“No means no” isn’t enough. Image from perennialflight.tumblr.com.
I was recently teaching a group of would-be volunteer victim advocates about the dynamics of sexual assault and particularly the role played by consent (specifically: the lack thereof) when a really good question arose: How do we prevent “accidental” sexual assault?
This is a question I hear frequently, and the story usually goes something like this: Person A is sexually interested in Person B. Person B is not sexually interested in Person A and makes that fairly clear. Persons A and B have a couple of drinks and wind up having sex. A day or two later, Person B files charges with the police station and Person A winds up serving a sentence for rape. “Person A thought there was consent,” the story usually ends. “Person B seemed okay with it. How is that fair?”
It’s not, not when told from that angle. But there is a very real problem with Person A’s decision to proceed.
It’s all very well and good to say that someone “seems okay with it,” but what that actually becomes is a very nebulous, tricky-to-identify moment in which “seems” becomes “was most assuredly” in Person A’s mind. We constantly encounter times when someone “seems okay” with us — when we take their taxi, when we recline our airline seat into their lap, when we fail to comprehend cultural cues — only to learn, later on, that they weren’t at all okay with us. Cultural prescriptions, prior trauma, and personal preferences often prevent people from saying or doing what they really wish. “Seems okay” is really not a good basis upon which to judge consent.
The reality is that consent is active, freely given, and specific.
Consent is active.
It is the presence of “yes,” not the absence of “no.” It means that you reciprocate my actions, or initiate them. It means that you are as enthusiastic, involved, engaged, expectant, and encouraging as I am. It means that we tell each other things like “Yes, please,” “Do more,” “Just like that,” or “Keep going.” It means that we are mutually engaged in our actions. If I’m hesitant, if you’re withdrawn or silent, if I’m passed out, or if things are one-sided, it’s a very good sign that we need to stop immediately.
Consent is freely given.
I can’t consent to you if you threaten me, coerce me, or pressure me. You can’t consent to me if I have power over you, if you are drugged or drunk, or if I’m blackmailing you. If either of us needs to do one of these things to obtain a “yes,” then it’s not really a “yes” at all.
Consent is specific.
It must exist for each sex act that we decide to do. This doesn’t mean that we go down a lawyer’s list of possible sex acts and positions, haggling over which things we like or don’t like. It does mean that a party is not a promise. A snog session is not a promise. An agreement for oral is not an agreement for anal. And so on and so forth. The whole “active” aspect of consent ought to be there the whole time.

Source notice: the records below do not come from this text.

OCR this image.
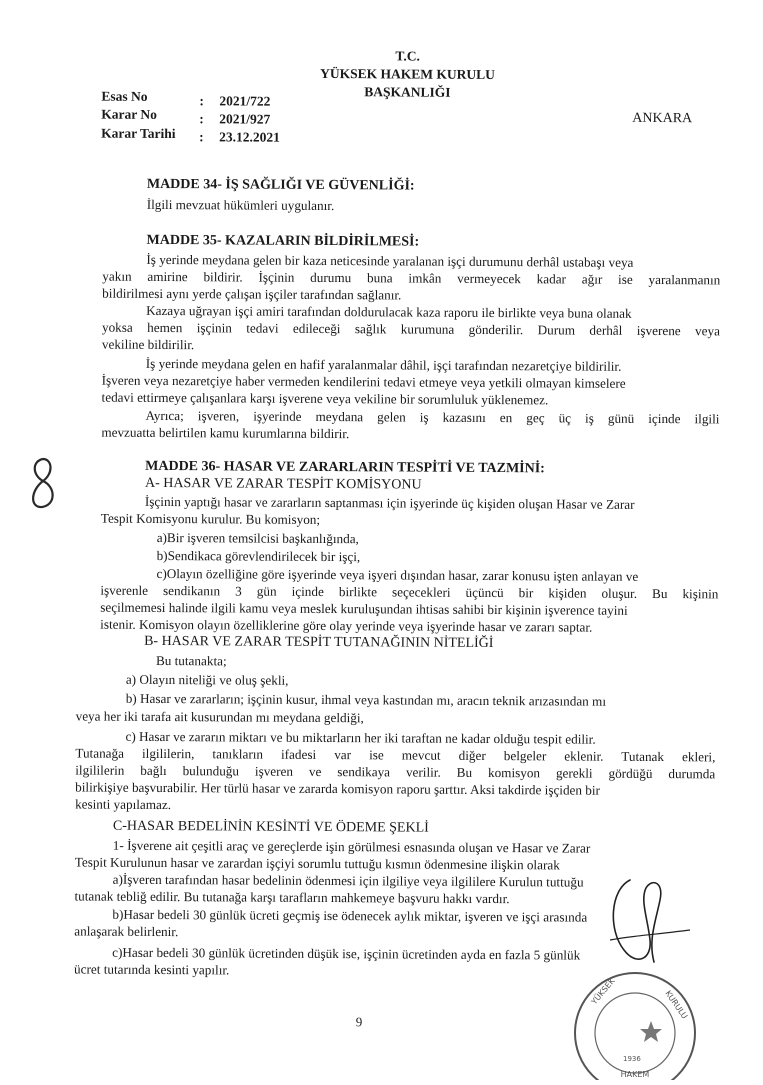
T.C.
YÜKSEK HAKEM KURULU
BAŞKANLIĞI
Esas No	: 2021/722
Karar No	: 2021/927
Karar Tarihi : 23.12.2021
ANKARA
MADDE 34- İŞ SAĞLIĞI VE GÜVENLİĞİ:
İlgili mevzuat hükümleri uygulanır.
MADDE 35- KAZALARIN BİLDİRİLMESİ:
İş yerinde meydana gelen bir kaza neticesinde yaralanan işçi durumunu derhâl ustabaşı veya
yakın amirine bildirir. İşçinin durumu buna imkân vermeyecek kadar ağır ise yaralanmanın
bildirilmesi aynı yerde çalışan işçiler tarafından sağlanır.
Kazaya uğrayan işçi amiri tarafından doldurulacak kaza raporu ile birlikte veya buna olanak
yoksa hemen işçinin tedavi edileceği sağlık kurumuna gönderilir. Durum derhâl işverene veya
vekiline bildirilir.
İş yerinde meydana gelen en hafif yaralanmalar dâhil, işçi tarafından nezaretçiye bildirilir.
İşveren veya nezaretçiye haber vermeden kendilerini tedavi etmeye veya yetkili olmayan kimselere
tedavi ettirmeye çalışanlara karşı işverene veya vekiline bir sorumluluk yüklenemez.
Ayrıca; işveren, işyerinde meydana gelen iş kazasını en geç üç iş günü içinde ilgili
mevzuatta belirtilen kamu kurumlarına bildirir.
MADDE 36- HASAR VE ZARARLARIN TESPİTİ VE TAZMİNİ:
A- HASAR VE ZARAR TESPİT KOMİSYONU
İşçinin yaptığı hasar ve zararların saptanması için işyerinde üç kişiden oluşan Hasar ve Zarar
Tespit Komisyonu kurulur. Bu komisyon;
a)Bir işveren temsilcisi başkanlığında,
b)Sendikaca görevlendirilecek bir işçi,
c)Olayın özelliğine göre işyerinde veya işyeri dışından hasar, zarar konusu işten anlayan ve
işverenle sendikanın 3 gün içinde birlikte seçecekleri üçüncü bir kişiden oluşur. Bu kişinin
seçilmemesi halinde ilgili kamu veya meslek kuruluşundan ihtisas sahibi bir kişinin işverence tayini
istenir. Komisyon olayın özelliklerine göre olay yerinde veya işyerinde hasar ve zararı saptar.
B- HASAR VE ZARAR TESPİT TUTANAĞININ NİTELİĞİ
Bu tutanakta;
a) Olayın niteliği ve oluş şekli,
b) Hasar ve zararların; işçinin kusur, ihmal veya kastından mı, aracın teknik arızasından mı
veya her iki tarafa ait kusurundan mı meydana geldiği,
c) Hasar ve zararın miktarı ve bu miktarların her iki taraftan ne kadar olduğu tespit edilir.
Tutanağa ilgililerin, tanıkların ifadesi var ise mevcut diğer belgeler eklenir. Tutanak ekleri,
ilgililerin bağlı bulunduğu işveren ve sendikaya verilir. Bu komisyon gerekli gördüğü durumda
bilirkişiye başvurabilir. Her türlü hasar ve zararda komisyon raporu şarttır. Aksi takdirde işçiden bir
kesinti yapılamaz.
C-HASAR BEDELİNİN KESİNTİ VE ÖDEME ŞEKLİ
1- İşverene ait çeşitli araç ve gereçlerde işin görülmesi esnasında oluşan ve Hasar ve Zarar
Tespit Kurulunun hasar ve zarardan işçiyi sorumlu tuttuğu kısmın ödenmesine ilişkin olarak
a)İşveren tarafından hasar bedelinin ödenmesi için ilgiliye veya ilgililere Kurulun tuttuğu
tutanak tebliğ edilir. Bu tutanağa karşı tarafların mahkemeye başvuru hakkı vardır.
b)Hasar bedeli 30 günlük ücreti geçmiş ise ödenecek aylık miktar, işveren ve işçi arasında
anlaşarak belirlenir.
c)Hasar bedeli 30 günlük ücretinden düşük ise, işçinin ücretinden ayda en fazla 5 günlük
ücret tutarında kesinti yapılır.
9
YÜKSEK	KURULU
1936
HAKEM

The Unfair Story of Person A illustrates a pivotal point about consent: We’ve been teaching it wrong for a long time. The message for American teens in the late 90s and early 2000s was, “No means no.” It’s a great way to emphasize respect for the boundaries of others, but it expects that a “no” will be present if someone is disinterested in sex. There are loads of legitimate reasons that people don’t say “no,” many having to do with freeze responses, perceived power dynamics, or fear of reprisal. Person A was doing right by the old adage but was missing the point wherein there should have been a “yes.” And instead of recognizing the problem in Person A’s thinking, many of the people I teach have started pitying Person A (and, by extension, vilifying Person B) for being the “Accidental Rapist.”
In order to change dialogues about sexual assault, we need to change fundamental conceptions about what it means to consent. We need to encourage our friends, children, and students to reconsider “no means no” as an approach to rape prevention. I’m a little fed up with the “poor little rapist” mentality that this has generated, and I haven’t yet observed a change in rates of sexual assault around the world. When we talk about safety, we need to talk about responsibility. Talk about the “yes.” Emphasize its dynamism and importance. Teach those around you that the absence of “no” is not an invitation to a pants-off party. And, when pursuing your romantic excursions at home and abroad, remember that your partner’s “yes” is just as important as your own.